Vous avez sorti deux documentaires cette année « Cas d’école : l’école face aux médias » (à commander sur le site Nada-info), et « Vérités et mensonges sur la SNCF » (en ligne sur Youtube) qui révèlent les effets néfastes du capitalisme dans les domaines de l’éducation et des transports, et comment les médias dominants participent à maintenir ce système et détournent l’attention. Ce n’est plus possible de faire des documentaires critiques pour la télévision ?
Depuis la sortie des « Nouveaux Chiens de Garde » (2012), je suis tricard à la télévision. Les producteurs ne proposent plus aux chaînes mes projets, car ils savent qu’ils seront refusés. Avant, j’ai travaillé régulièrement pour France 5 où il y avait encore une possibilité pour moi, notamment pour une case consacrée à l’économie et au travail. J’ai pu faire des films comme « le chômage a une histoire » (2001), « Moulinex, la mécanique du pire » (2003), « EDF, les apprentis sorciers » (2006), « Fortunes et Infortunes des familles du Nord » (2008)… Mais ce genre de productions serait maintenant refusé. Déjà à l’époque c’était difficile. Mes sujets étaient discutés sur le fond et la forme voire retravaillés… par exemple le service audiovisuel du ministère du travail finançait ces films mais ne voulait jamais signer parce que mes films étaient soi-disant trop « rouges ». Pour mon film « Fortunes et Infortunes », la chargée de programme m’avait fait réécrire une bonne partie du texte en me disant : « ton film est suffisamment rouge comme ça ». Mais on ne sort jamais ce type de réflexion à Alain Minc, Christophe Barbier ou à Yves Calvi, « ton texte est blanc, c’est un texte russe blanc, tu peux pas le mettre un peu plus rose ? ». Le plus grave, c’est que c’est un processus d’élimination. (...)

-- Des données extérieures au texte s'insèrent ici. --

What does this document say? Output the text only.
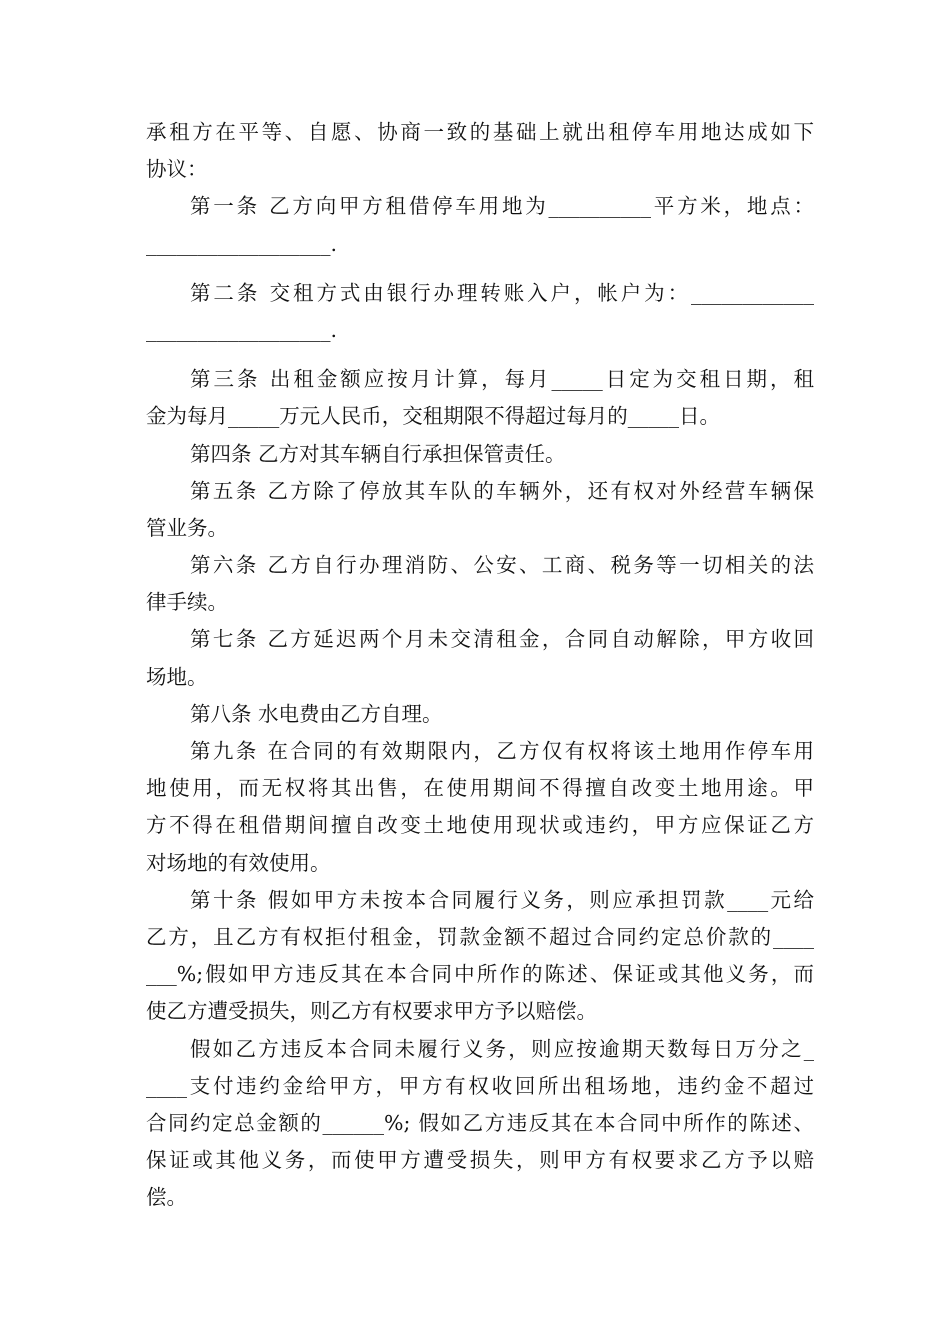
承租方在平等、自愿、协商一致的基础上就出租停车用地达成如下
协议：
第一条 乙方向甲方租借停车用地为__________平方米，地点：
__________________.
第二条 交租方式由银行办理转账入户，帐户为：____________
__________________.
第三条 出租金额应按月计算，每月_____日定为交租日期，租
金为每月_____万元人民币，交租期限不得超过每月的_____日。
第四条 乙方对其车辆自行承担保管责任。
第五条 乙方除了停放其车队的车辆外，还有权对外经营车辆保
管业务。
第六条 乙方自行办理消防、公安、工商、税务等一切相关的法
律手续。
第七条 乙方延迟两个月未交清租金，合同自动解除，甲方收回
场地。
第八条 水电费由乙方自理。
第九条 在合同的有效期限内，乙方仅有权将该土地用作停车用
地使用，而无权将其出售，在使用期间不得擅自改变土地用途。甲
方不得在租借期间擅自改变土地使用现状或违约，甲方应保证乙方
对场地的有效使用。
第十条 假如甲方未按本合同履行义务，则应承担罚款____元给
乙方，且乙方有权拒付租金，罚款金额不超过合同约定总价款的____
___%;假如甲方违反其在本合同中所作的陈述、保证或其他义务，而
使乙方遭受损失，则乙方有权要求甲方予以赔偿。
假如乙方违反本合同未履行义务，则应按逾期天数每日万分之_
____支付违约金给甲方，甲方有权收回所出租场地，违约金不超过
合同约定总金额的______%; 假如乙方违反其在本合同中所作的陈述、
保证或其他义务，而使甲方遭受损失，则甲方有权要求乙方予以赔
偿。
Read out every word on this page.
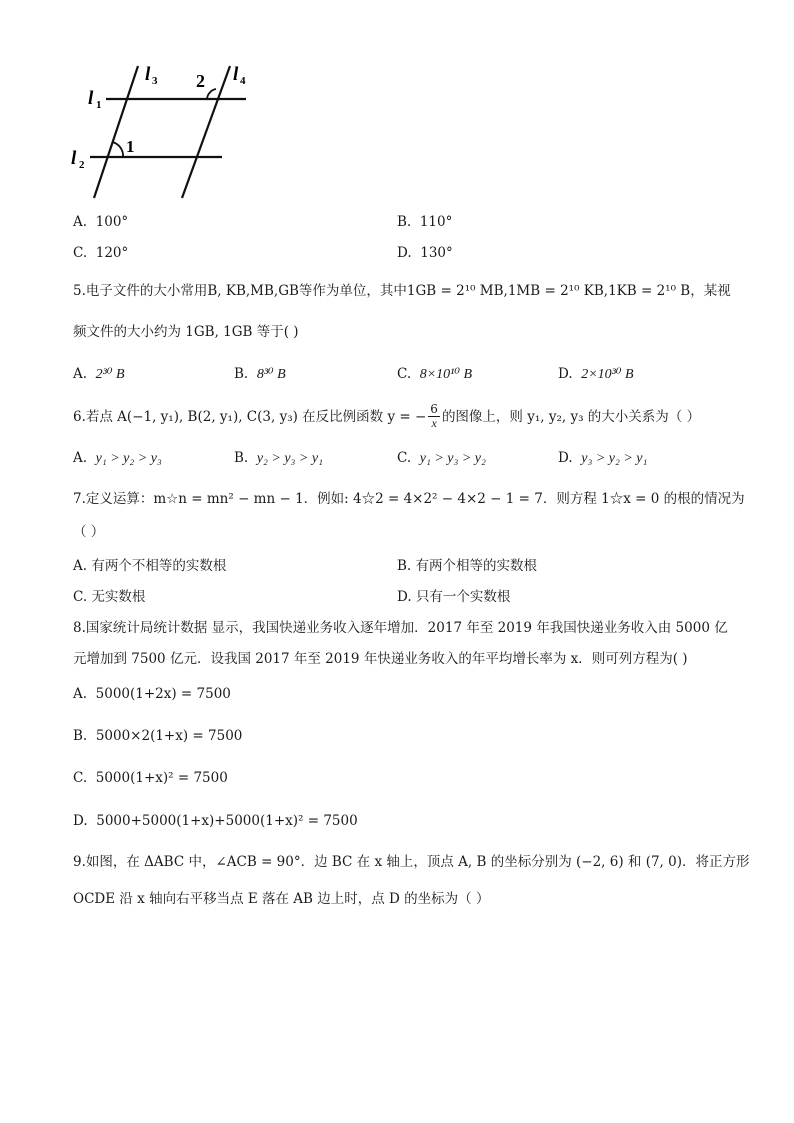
l 1
l 2
l 3	l 4
1
2
A. 100°	B. 110°
C. 120°	D. 130°
5.电子文件的大小常用B, KB,MB,GB等作为单位，其中1GB = 2¹⁰ MB,1MB = 2¹⁰ KB,1KB = 2¹⁰ B，某视
频文件的大小约为 1GB, 1GB 等于( )
A. 2³⁰ B	B. 8³⁰ B	C. 8×10¹⁰ B	D. 2×10³⁰ B
6.若点 A(−1, y₁), B(2, y₁), C(3, y₃) 在反比例函数 y = − $\frac{6}{x}$ 的图像上，则 y₁, y₂, y₃ 的大小关系为（ ）
A. y₁ > y₂ > y₃	B. y₂ > y₃ > y₁	C. y₁ > y₃ > y₂	D. y₃ > y₂ > y₁
7.定义运算：m☆n = mn² − mn − 1．例如: 4☆2 = 4×2² − 4×2 − 1 = 7．则方程 1☆x = 0 的根的情况为
（ ）
A. 有两个不相等的实数根	B. 有两个相等的实数根
C. 无实数根	D. 只有一个实数根
8.国家统计局统计数据 显示，我国快递业务收入逐年增加．2017 年至 2019 年我国快递业务收入由 5000 亿
元增加到 7500 亿元．设我国 2017 年至 2019 年快递业务收入的年平均增长率为 x．则可列方程为( )
A. 5000(1+2x) = 7500
B. 5000×2(1+x) = 7500
C. 5000(1+x)² = 7500
D. 5000+5000(1+x)+5000(1+x)² = 7500
9.如图，在 ΔABC 中，∠ACB = 90°．边 BC 在 x 轴上，顶点 A, B 的坐标分别为 (−2, 6) 和 (7, 0)．将正方形
OCDE 沿 x 轴向右平移当点 E 落在 AB 边上时，点 D 的坐标为（ ）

Maintenant la commission de censure, c’est la censure économique. Les documentaires ne se font plus parce qu’on est étouffé économiquement. Certes, tu peux trouver de temps en temps des documentaires pas trop mal sur LCP, Arte ou sur France 5. Les conditions de production ont changé également. (...)
à Roubaix, les médias traitent principalement de la violence, violence scolaire, crimes, trafics, vols, faits divers genre « gang de Roubaix »… et ne racontent jamais l’insécurité sociale produite par la violence économique. Et faire un tel documentaire n’est pas faire un acte de militantisme. C’est plutôt la narration d’une situation « objective » avec tous les paramètres. Je hais l’idée d’« angle journalistique », parce que l’article « anglé » permet surtout de ne pas aborder les différents éléments politiques, sociologiques et économiques d’une situation, sous prétexte que « c’est trop compliqué ! ». (...)
ce n’est pas un hasard s’il y a autant d’embûches dans une industrie comme celle de l’image alors qu’elle est omniprésente dans notre société actuelle. A croire que tout est fait pour ne pas attaquer ce qui constitue, rappelons-le une forme de propagande. Il est donc difficile de surfer sur un succès comme « Les Nouveaux Chiens de Garde » pour refaire des documentaires grand public. Le film a certes été diffusé à la télé, pas sur TF1 ou France 2 bien entendu, mais sur LCP, une chaîne aux audiences très faibles. Et après la diffusion, LCP n’a pas pu s’empêcher d’organiser un débat avec trois chiens de garde[2] : l’économiste Élie Cohen, le journaliste Franz-Olivier Giesberg et le sociologue Dominique Wolton. LCP nous a en réalité fait un magnifique cadeau : la preuve que Les Nouveaux Chiens de Garde dit vrai !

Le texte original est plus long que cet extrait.